He’s thinking artisan crusts, he’s thinking nuts. “I love nuts on pizza,” he says before going on to talk about a marriage of ingredients that isn’t on the menu yet, but possibly will be soon. Specifically, ricotta, basil, a little rosemary, hard Italian cheese and pistachios.
The star of the show in this 1,600-square-foot space is the brick oven, a blazing inferno fired by oak wood that heats to 700 degrees. Simplicity is key here, from the “Pizza” sign to the blue-and-red Pizza Via logo (designed by Sandler’s 16-year-old daughter), along with the dusty blue walls, red chairs and a minimal, five-strong list of pies: Queen Margherita, King pepperoni, White Knight spinach, Earth Mother vegan with a walnut pâté, and plain white pie with ricotta, pecorino and basil. There’s also cheese for the kids. “I’m interested in consistent, quality pizza served in a timely manner,” Sandler says.
When we asked him when pizza first figured in his life, and what accounts for this “passion,” we were surprised. “Pizza Hut,” he says, but thankfully expounds a little. “I hated it. I’d go to friends’ birthday parties and I’d pack my own PB&J.” When he was older, the local Pizza Palace in his New Jersey hometown left an impression. “Mediocre ingredients, but OK overall.” More recently, Sandler took a trip to Naples, Italy, and conducted some “research” at L’antica Pizzeria de Michele. Founded in 1870, this pizza restaurant has a total of two pies on its menu. This, for Sandler, was worth paying attention to: Business has been so brisk at that restaurant the last 154 years that it now issues tickets to temper the crowd.

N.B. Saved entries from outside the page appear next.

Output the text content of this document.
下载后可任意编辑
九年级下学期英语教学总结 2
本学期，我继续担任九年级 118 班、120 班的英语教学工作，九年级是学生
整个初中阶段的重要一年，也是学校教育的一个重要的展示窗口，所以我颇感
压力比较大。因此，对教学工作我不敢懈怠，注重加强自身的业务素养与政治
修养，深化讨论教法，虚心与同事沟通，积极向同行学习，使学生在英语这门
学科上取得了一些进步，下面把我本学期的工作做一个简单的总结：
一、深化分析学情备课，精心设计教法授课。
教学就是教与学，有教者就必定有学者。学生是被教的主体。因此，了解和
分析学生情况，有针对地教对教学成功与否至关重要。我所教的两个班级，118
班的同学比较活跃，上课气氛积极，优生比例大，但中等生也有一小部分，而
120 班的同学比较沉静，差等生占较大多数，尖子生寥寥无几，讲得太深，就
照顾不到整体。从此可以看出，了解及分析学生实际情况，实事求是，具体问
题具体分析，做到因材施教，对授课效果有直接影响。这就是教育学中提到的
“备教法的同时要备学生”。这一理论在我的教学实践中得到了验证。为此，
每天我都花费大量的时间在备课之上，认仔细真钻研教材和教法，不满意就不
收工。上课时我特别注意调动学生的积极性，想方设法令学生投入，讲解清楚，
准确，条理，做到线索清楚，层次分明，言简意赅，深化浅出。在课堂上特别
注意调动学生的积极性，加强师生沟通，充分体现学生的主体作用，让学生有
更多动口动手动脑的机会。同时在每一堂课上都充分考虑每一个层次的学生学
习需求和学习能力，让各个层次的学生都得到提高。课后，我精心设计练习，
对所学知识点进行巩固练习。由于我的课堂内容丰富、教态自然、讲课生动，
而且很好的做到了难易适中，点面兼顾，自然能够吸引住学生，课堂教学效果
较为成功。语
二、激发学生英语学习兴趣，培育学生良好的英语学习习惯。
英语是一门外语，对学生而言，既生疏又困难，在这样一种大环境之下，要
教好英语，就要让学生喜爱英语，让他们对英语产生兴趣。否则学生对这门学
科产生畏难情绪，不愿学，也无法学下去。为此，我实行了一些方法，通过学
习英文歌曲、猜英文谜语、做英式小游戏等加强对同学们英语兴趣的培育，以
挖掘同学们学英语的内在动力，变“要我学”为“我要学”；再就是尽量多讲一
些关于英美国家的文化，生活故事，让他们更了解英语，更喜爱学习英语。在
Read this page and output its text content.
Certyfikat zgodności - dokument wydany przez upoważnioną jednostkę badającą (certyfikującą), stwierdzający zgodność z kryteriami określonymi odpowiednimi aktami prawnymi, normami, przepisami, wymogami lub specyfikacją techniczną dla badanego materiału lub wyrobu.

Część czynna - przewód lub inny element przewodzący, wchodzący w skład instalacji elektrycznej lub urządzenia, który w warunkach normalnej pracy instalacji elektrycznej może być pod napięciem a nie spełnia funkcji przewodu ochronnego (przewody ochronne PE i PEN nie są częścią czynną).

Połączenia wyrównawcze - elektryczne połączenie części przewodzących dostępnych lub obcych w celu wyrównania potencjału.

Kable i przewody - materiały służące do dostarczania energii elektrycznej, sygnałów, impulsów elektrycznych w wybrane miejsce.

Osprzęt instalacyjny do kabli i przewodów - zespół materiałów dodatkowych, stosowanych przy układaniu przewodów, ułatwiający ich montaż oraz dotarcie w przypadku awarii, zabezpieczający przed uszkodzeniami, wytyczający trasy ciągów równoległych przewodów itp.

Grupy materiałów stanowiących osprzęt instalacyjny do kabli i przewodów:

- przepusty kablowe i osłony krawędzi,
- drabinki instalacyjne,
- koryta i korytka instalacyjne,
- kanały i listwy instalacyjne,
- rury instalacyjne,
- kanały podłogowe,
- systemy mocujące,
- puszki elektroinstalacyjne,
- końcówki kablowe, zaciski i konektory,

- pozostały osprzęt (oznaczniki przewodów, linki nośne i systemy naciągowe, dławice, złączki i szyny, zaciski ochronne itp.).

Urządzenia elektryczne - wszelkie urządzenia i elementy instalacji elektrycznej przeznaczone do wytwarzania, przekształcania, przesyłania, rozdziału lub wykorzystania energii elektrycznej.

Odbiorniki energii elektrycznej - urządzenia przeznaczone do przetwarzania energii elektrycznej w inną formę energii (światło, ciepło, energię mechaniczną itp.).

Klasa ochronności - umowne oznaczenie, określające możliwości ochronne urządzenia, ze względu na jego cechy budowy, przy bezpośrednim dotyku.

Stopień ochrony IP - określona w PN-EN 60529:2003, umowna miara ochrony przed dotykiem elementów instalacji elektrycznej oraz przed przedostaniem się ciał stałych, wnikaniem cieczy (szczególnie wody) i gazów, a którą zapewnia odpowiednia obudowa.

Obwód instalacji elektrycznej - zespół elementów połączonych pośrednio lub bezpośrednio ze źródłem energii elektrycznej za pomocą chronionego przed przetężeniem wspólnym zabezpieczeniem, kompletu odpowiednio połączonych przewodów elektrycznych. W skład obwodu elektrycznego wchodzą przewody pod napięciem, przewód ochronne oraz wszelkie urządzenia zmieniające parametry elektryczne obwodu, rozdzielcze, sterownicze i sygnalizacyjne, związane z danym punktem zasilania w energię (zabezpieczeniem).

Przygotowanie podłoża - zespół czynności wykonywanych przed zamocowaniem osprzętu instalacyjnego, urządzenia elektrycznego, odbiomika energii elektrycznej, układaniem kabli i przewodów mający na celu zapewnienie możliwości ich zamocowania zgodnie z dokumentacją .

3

So, with almost a lifetime of field work under his belt, Sandler is fine-tuning, further honing his craft. And it’s likely that, nestled in this residential nook not far from the cathedral, and just far enough from the CWE “strip,” Pizza Via may capture a solid corner of the market.
Pizza Via seats 24 inside and 12 more on its pleasant patio out front, where he plans to grow his herbs. Pizza is available until it sells out, which it did its first three nights of business. Sandler said a liquor license is in the works, but may be a little while yet. For now, they have both still and sparkling bottled water, cans of Coke, Diet Coke, Italian soda and apple juice.
The pizzeria is open Wednesday through Saturday from 5 to 9 p.m. or until it sells out.